Although he never left Toronto, Bush, by the last decade of his life, had become Canada’s most internationally famous artist. He had his first New York solo exhibition in 1962 at the Robert Elkon Gallery, subsequently joining the Andre Emmerich Gallery. In 1965 he accepted exclusive European representation by the Waddington Galleries in London, and in 1967 exclusive Canadian representation by the David Mirvish Gallery in Toronto. In the meantime, in 1964 he participated in Clement Greenberg’s period-defining exhibition Post Painterly Abstraction. Most recently, in 2014, the National Gallery of Canada staged a monumental retrospective of his work.

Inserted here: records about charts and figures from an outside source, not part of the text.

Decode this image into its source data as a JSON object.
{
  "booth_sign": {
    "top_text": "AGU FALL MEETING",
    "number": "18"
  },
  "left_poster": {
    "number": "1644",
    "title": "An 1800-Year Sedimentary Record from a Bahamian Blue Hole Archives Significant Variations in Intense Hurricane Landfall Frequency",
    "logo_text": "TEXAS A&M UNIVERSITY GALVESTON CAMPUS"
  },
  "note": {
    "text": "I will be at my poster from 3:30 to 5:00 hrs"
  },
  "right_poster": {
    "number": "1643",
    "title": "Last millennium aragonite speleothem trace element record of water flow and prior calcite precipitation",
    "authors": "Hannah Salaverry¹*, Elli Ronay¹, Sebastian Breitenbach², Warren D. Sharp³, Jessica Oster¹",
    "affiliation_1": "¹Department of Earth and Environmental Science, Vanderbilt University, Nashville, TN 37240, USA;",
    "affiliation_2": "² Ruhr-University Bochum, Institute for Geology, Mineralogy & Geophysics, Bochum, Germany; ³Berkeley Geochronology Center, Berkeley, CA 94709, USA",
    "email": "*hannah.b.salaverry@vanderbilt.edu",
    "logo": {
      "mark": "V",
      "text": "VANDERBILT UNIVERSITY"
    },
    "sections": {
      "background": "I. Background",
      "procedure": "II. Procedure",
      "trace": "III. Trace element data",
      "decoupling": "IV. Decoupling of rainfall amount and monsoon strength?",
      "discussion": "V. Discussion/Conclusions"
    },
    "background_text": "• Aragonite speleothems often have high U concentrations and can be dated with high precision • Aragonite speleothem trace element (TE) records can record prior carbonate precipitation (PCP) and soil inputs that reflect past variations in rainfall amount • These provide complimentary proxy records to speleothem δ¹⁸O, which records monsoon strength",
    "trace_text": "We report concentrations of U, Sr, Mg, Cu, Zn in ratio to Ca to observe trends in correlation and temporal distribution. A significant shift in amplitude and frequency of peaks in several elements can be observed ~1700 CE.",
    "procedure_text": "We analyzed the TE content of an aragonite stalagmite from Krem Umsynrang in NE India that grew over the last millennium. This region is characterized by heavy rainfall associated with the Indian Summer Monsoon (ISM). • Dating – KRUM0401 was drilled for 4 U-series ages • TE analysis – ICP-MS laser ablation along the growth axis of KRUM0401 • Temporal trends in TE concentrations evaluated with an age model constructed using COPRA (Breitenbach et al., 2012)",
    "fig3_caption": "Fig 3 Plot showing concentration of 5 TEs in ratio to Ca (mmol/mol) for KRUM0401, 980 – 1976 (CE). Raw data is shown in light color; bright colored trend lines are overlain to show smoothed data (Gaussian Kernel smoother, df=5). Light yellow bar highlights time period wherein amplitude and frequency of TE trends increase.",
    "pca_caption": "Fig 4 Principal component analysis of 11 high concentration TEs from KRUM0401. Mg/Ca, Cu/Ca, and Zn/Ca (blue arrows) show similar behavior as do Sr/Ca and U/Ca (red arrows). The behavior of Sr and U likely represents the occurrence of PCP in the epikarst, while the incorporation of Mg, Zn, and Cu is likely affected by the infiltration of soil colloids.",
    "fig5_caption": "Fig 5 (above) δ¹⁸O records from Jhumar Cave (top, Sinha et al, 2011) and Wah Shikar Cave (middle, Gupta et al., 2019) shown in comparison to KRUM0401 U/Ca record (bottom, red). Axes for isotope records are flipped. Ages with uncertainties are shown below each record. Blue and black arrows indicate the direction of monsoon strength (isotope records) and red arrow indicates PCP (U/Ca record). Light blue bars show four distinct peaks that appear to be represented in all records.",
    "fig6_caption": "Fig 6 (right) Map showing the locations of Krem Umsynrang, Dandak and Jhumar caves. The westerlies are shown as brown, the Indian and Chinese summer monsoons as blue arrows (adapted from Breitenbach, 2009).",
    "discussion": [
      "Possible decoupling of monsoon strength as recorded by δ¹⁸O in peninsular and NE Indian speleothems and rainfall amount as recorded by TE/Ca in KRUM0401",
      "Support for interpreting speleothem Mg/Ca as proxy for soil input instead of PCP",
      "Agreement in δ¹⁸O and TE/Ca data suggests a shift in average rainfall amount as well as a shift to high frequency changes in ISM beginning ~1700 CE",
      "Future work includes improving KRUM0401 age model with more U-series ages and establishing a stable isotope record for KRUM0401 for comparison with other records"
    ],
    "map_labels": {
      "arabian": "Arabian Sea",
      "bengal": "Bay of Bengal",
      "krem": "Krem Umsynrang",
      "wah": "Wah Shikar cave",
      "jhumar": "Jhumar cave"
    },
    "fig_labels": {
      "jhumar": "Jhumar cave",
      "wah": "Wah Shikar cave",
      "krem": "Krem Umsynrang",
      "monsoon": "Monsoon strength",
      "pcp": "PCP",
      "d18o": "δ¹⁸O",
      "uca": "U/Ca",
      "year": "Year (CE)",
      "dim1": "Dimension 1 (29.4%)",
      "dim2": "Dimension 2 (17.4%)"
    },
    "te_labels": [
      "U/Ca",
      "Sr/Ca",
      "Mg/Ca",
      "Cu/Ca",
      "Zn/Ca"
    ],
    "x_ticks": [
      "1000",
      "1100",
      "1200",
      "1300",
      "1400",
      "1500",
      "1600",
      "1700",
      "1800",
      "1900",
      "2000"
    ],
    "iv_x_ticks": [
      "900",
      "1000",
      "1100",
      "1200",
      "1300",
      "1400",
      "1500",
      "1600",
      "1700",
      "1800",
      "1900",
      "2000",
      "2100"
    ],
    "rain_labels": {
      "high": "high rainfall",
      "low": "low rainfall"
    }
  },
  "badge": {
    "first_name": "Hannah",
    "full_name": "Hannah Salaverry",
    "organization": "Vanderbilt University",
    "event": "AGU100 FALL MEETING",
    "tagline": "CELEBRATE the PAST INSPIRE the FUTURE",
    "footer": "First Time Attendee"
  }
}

Bush was a charter member of Toronto’s Painters Eleven, but his mature work is primarily spoken of in the context of his colourfield colleagues such as Morris Louis, Kenneth Noland, Frank Stella and Jules Olitski, who shared a commitment to the mastery of the flatness of the canvas support unsullied by illusionistic space, to an openness and clarity of presentation, to anonymous execution, to geometric regularity, and to the declaration of high keyed lucid colours, paint so thinly diluted as to soak into unsized and unprimed cotton canvases.
Even so, Bush was also the odd man out, rarely given to either anonymous execution or geometric regularity. He did not defer his imagery to impersonal techniques, like Louis’s pourings or Olitski’s sprayings, but consciously hand-drew his edges and hand-crafted his shapes, often revelling in mischievous awkwardness. At the same time he defied the imperatives of postpainterly abstraction art by inhabiting his pictures with references to images and signs that refer to the world outside the painting, to such things as women’s waistlines, flower gardens, travel souvenirs, flags, and road signs. His paintings therefore flirt with figure-ground constructions and tease us with the space of figuration, always, however, keeping his surfaces taut and flat.